Certo, la maggior parte delle acque reflue provenienti dai centri abitati viene depurata all'interno di appositi impianti e reimmessa nei corsi fluviali. Eppure le acque, anche se depurate, contengono ancora traccia di inquinanti, come ad esempio metalli pesanti e alcuni principi attivi dei farmaci. Si tratta di concentrazioni molto piccole, dell'ordine di grandezza delle parti per miliardo, che tuttavia percorrono i corsi d'acqua e possono essere intercettate dai sistemi di irrigazione delle colture.
Uno studio condotto dall'Istituto di Scienze della vita della Scuola superiore Sant'Anna di Pisa e pubblicato su Science of the Total Environment ha dimostrato come i pioppi bianchi (Populus alba clone Villafranca), siano in grado di intercettare metalli pesanti e altre molecole, come quelle farmacologiche, e di sequestrarli all'interno delle radici.
"Le radici dei pioppi che abbiamo testato in laboratorio sono in grado di accumulare nelle radici metalli pesanti e composti xenobiotici, quindi estranei all'organismo, e in parte di biodegradarli", spiega ad AgroNotizie Luca Sebastiani, direttore dell'Istituto di Scienze della vita, che ha condotto la ricerca con Erika Carla Pierattini e Alessandra Francini, della stessa scuola, e Christian Huber e Peter Schröder, del Centro Helmoltz. "Servono ora nuovi studi per capire esattamente come ogni inquinante si comporta una volta assorbito dalla pianta, se viene ad esempio biodegrdato o se trasloca in altre parti del vegetale".
Lo studio si è concentrato su alcune molecole, come il diclofenac, un composto farmaceutico ampiamente presente nei farmaci antinfiammatori non steroidei, che poi si ritrova con frequenza nelle acque nere dei centri abitati, anche dopo il processo di depurazione. Il pioppo assorbe nei tessuti questa molecola e la immobilizza.
"Oggi i sistemi di depurazione riescono ad intercettare gran parte degli inquinanti, ma tuttavia alcune molecole sfuggono. Come ad esempio alcuni antibiotici che passano il sistema di depurazione e finiscono nei corsi d'acqua", spiega Sebastiani. "Anche se a concentrazioni basse potrebbero avere effetti negativi sull'ambiente, con il rischio di induzione di resistenze nei batteri".
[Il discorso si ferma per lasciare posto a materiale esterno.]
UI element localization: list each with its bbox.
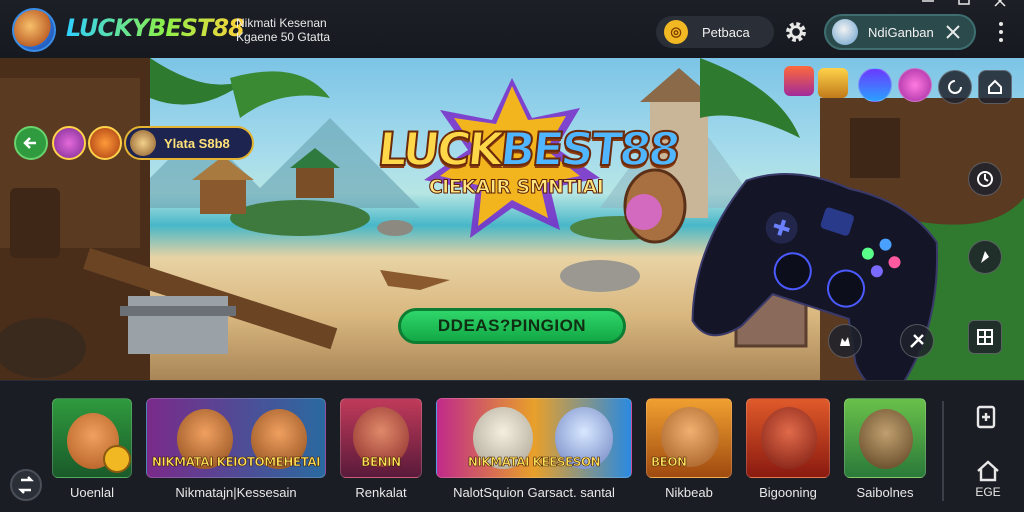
game-card[interactable]: NIKMATAI KEESESON xyxy=(436,398,632,478)
brand-name[interactable]: LUCKYBEST88 xyxy=(66,14,245,42)
game-card[interactable]: BENIN xyxy=(340,398,422,478)
game-card[interactable]: BEON xyxy=(646,398,732,478)
game-card-label: Renkalat xyxy=(355,485,407,500)
hero-title: LUCKBEST88 xyxy=(374,121,681,177)
home-icon[interactable] xyxy=(978,70,1012,104)
swap-arrow-icon xyxy=(18,476,34,494)
back-floating-button[interactable] xyxy=(10,469,42,501)
user-name: NdiGanban xyxy=(868,24,934,40)
user-profile-pill[interactable]: NdiGanban xyxy=(824,14,976,50)
game-card-banner: NIKMATAI KEESESON xyxy=(467,455,601,469)
hero-cta-button[interactable]: DDEAS?PINGION xyxy=(398,308,626,344)
game-card-label: Saibolnes xyxy=(856,485,914,500)
coin-balance-label: Petbaca xyxy=(702,24,750,40)
game-card[interactable]: NIKMATAI KEIOTOMEHETAI xyxy=(146,398,326,478)
promo-avatar xyxy=(130,130,156,156)
coin-balance-button[interactable]: ◎ Petbaca xyxy=(656,16,774,48)
user-avatar xyxy=(832,19,858,45)
maximize-icon[interactable] xyxy=(954,0,974,10)
close-icon[interactable] xyxy=(942,21,964,43)
more-vertical-icon[interactable] xyxy=(996,20,1006,44)
game-card-banner: BENIN xyxy=(361,455,402,469)
back-arrow-icon xyxy=(23,137,36,149)
promo-label: Ylata S8b8 xyxy=(164,135,230,151)
hero-subtitle: CIEKAIR SMNTIAI xyxy=(428,176,604,199)
brand-mascot-logo[interactable] xyxy=(12,8,56,52)
game-card-label: Bigooning xyxy=(759,485,817,500)
character-avatar-chip[interactable] xyxy=(52,126,86,160)
window-close-icon[interactable] xyxy=(990,0,1010,10)
game-card-banner: BEON xyxy=(651,455,688,469)
history-icon[interactable] xyxy=(968,162,1002,196)
game-card-label: NalotSquion Garsact. santal xyxy=(453,485,615,500)
lightning-icon[interactable] xyxy=(858,68,892,102)
game-card-label: Uoenlal xyxy=(69,485,115,500)
pin-icon[interactable] xyxy=(968,240,1002,274)
character-avatar-chip[interactable] xyxy=(88,126,122,160)
game-card-label: Nikmatajn|Kessesain xyxy=(175,485,297,500)
home-label: EGE xyxy=(975,485,1001,499)
game-card-label: Nikbeab xyxy=(665,485,713,500)
download-icon[interactable] xyxy=(972,403,1000,431)
settings-gear-icon[interactable] xyxy=(782,18,810,46)
minimize-icon[interactable] xyxy=(918,0,938,10)
character-icon[interactable] xyxy=(898,68,932,102)
game-card[interactable] xyxy=(844,398,926,478)
promo-pill[interactable]: Ylata S8b8 xyxy=(124,126,254,160)
refresh-icon[interactable] xyxy=(938,70,972,104)
coin-icon: ◎ xyxy=(664,20,688,44)
home-icon[interactable] xyxy=(974,457,1002,485)
tools-icon[interactable] xyxy=(900,324,934,358)
gift-box-icon[interactable] xyxy=(818,68,848,98)
game-card[interactable] xyxy=(52,398,132,478)
top-bar: LUCKYBEST88 Nikmati Kesenan Kgaene 50 Gt… xyxy=(0,0,1024,60)
brand-tagline: Nikmati Kesenan Kgaene 50 Gtatta xyxy=(236,16,331,44)
hero-banner[interactable]: Ylata S8b8 LUCKBEST88 CIEKAIR SMNTIAI DD… xyxy=(0,58,1024,380)
strip-divider xyxy=(942,401,944,501)
hand-icon[interactable] xyxy=(828,324,862,358)
chest-icon[interactable] xyxy=(784,66,814,96)
game-card-banner: NIKMATAI KEIOTOMEHETAI xyxy=(151,455,321,469)
game-card[interactable] xyxy=(746,398,830,478)
grid-menu-icon[interactable] xyxy=(968,320,1002,354)
game-strip: Uoenlal NIKMATAI KEIOTOMEHETAI Nikmatajn… xyxy=(0,380,1024,512)
back-arrow-button[interactable] xyxy=(14,126,48,160)
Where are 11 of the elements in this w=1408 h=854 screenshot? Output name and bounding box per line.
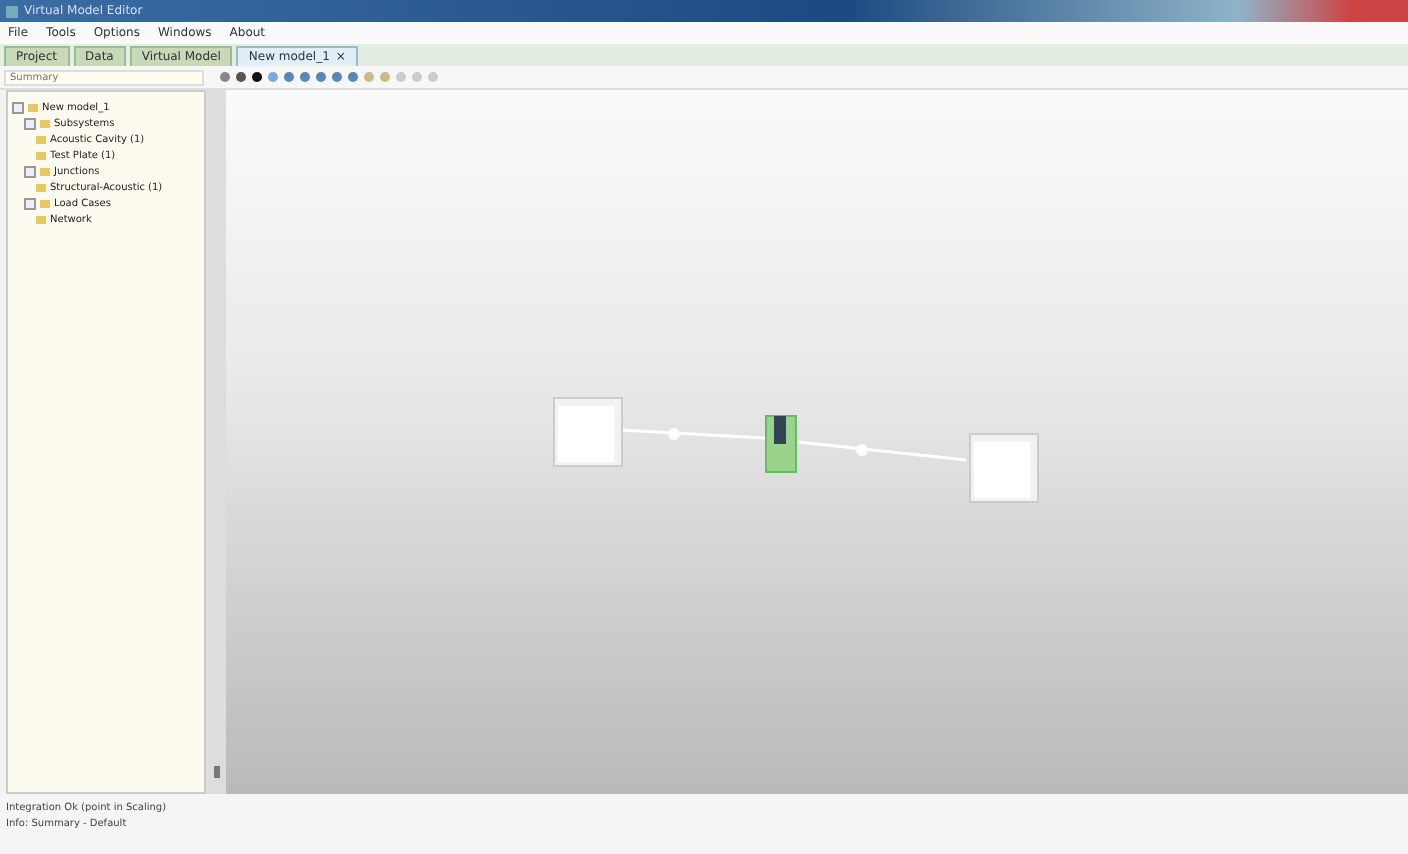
cavity-cube [969, 433, 1039, 503]
cavity-cube [553, 397, 623, 467]
junction-node [856, 444, 868, 456]
expander-icon[interactable] [24, 198, 36, 210]
expander-icon[interactable] [24, 166, 36, 178]
app-icon [6, 5, 18, 17]
expander-icon[interactable] [24, 118, 36, 130]
junction-node [668, 428, 680, 440]
plate-component [765, 415, 797, 473]
scroll-thumb[interactable] [213, 766, 219, 778]
expander-icon[interactable] [12, 102, 24, 114]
Ulteriori studi sono necessari, ma l'obiettivo è quello di affiancare agli impianti di depurazione delle zone coltivate a pioppo che intercettino queste molecole inquinanti. Il passo successivo sarà abbinare al ruolo delle piante quello di microrganismi che aiutino la degradazione delle molecole.
"Il punto di domanda importante su cui stiamo lavorando è capire se le colture irrigate con queste acque assorbano o meno i composti di origine farmaceutica che hanno superato gli impianti di depurazione", spiega Sebastiani. "E soprattutto se queste molecole vengono accumulate nelle parti destinate poi ad uso umano. Nel pioppo il diclofenac si ferma alla radice. Ma ad esempio l'eritromicina, che è un antibiotico, raggiunge le foglie. La domanda è se in altre specie si può arrivare al frutto".
Si tratta, è bene ripeterlo, di concentrazioni infinitesimali che non rappresentano un rischio sanitario per le persone. Tuttavia è bene sapere dove queste sostanze finiscono e se si accumulano nelle piante. Ad esempio alcuni studi hanno rilevato che nel caso del mais gli antibiotici non arrivano alla granella, mentre nel caso della patata se ne trovano tracce.